Wie gesagt, das ist wirklich nicht böse gemeint. Aber mit 5 Minuten lesen, hättest du das selbst finden können. Deine Probleme sind nämlich meistens, dass du irgendwelche Methoden nicht weißt und das kann man wirklich durch nachlesen lösen. Im moment macht es nur leider den Eindruck, dass du einmal bei google was suchst, 30 Sekunden schaust, nichts findest und dann hier postest. Tut mir echt leid, aber den Eindruck macht es.

MFG

zEriX


----------



## MiMi (27. September 2007)

setEditable(false) oder so was wuerd ich einfach mal "raten" 


EDIT: hab nur 10 sec gesucht


----------



## moe_joe (28. September 2007)

zerix hat gesagt.:


> Dann hättest du nämlich gesehen, dass es eine Methode gibt die
> 
> 
> 
> ...



lol, alter dieses forum hier is echt zu gut! hier kann man ja tage lang seinen spaß haben. wer sagt denn das ich daran gescheitert bin? darf man nich auch einfach mal faul sein und mal ne kruze frage stellen in der hoffnung man bekommt ne kurze antwort?

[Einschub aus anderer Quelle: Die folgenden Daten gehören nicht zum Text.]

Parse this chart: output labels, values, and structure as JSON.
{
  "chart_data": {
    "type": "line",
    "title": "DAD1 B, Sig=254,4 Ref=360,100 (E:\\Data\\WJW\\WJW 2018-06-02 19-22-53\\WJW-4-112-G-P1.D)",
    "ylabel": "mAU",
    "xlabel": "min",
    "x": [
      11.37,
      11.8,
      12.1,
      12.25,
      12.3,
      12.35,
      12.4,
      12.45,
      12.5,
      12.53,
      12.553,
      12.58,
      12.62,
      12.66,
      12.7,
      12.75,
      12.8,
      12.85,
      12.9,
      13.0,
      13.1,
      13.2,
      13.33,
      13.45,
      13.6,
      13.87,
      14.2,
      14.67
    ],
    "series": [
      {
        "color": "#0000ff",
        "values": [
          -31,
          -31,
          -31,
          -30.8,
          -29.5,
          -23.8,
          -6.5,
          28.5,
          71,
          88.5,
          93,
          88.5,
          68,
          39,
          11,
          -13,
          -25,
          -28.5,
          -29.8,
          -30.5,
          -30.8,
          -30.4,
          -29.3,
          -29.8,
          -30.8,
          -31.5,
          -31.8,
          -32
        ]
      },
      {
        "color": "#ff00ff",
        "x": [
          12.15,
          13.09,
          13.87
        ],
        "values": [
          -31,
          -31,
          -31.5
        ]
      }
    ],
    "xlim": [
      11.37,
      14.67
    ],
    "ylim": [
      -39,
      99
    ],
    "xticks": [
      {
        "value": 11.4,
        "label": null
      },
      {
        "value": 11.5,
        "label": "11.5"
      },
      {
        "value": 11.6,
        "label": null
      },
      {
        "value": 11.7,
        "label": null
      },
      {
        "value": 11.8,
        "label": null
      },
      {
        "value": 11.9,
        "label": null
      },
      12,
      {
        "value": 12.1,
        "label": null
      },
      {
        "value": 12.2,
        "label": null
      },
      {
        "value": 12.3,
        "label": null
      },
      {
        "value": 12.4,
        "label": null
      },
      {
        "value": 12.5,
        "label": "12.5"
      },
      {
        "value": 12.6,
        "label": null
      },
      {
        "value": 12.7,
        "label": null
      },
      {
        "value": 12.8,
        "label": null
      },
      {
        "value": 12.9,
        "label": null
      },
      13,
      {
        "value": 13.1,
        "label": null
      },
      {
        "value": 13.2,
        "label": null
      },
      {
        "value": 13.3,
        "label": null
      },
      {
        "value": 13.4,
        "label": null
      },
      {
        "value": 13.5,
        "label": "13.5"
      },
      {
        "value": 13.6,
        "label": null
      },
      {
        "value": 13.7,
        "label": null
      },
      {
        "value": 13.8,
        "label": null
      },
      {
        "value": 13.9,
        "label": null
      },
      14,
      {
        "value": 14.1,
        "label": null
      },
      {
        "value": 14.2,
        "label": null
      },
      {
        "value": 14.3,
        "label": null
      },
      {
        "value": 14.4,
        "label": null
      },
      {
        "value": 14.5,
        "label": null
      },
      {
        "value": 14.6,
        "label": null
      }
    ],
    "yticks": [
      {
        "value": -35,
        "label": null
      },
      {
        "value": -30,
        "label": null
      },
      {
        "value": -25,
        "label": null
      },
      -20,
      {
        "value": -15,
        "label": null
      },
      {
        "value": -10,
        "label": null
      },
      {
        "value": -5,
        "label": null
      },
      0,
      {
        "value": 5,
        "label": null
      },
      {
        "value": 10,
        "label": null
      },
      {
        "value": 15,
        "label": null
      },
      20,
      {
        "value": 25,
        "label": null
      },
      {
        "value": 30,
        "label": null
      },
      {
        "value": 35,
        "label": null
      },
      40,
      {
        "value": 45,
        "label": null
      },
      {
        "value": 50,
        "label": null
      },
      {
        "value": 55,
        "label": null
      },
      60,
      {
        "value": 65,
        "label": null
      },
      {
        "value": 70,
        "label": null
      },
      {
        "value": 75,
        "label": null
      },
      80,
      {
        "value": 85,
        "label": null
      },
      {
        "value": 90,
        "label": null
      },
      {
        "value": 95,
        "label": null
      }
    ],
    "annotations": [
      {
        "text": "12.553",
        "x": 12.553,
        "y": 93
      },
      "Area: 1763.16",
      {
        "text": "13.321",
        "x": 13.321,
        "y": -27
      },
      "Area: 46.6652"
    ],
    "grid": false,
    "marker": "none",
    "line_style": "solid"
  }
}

> Probleme sind nämlich meistens, dass du irgendwelche Methoden nicht weißt und das kann man wirklich durch nachlesen lösen. Im moment macht es nur leider den Eindruck, dass du einmal bei google was suchst, 30 Sekunden schaust, nichts findest und dann hier postest. Tut mir echt leid, aber den Eindruck macht es.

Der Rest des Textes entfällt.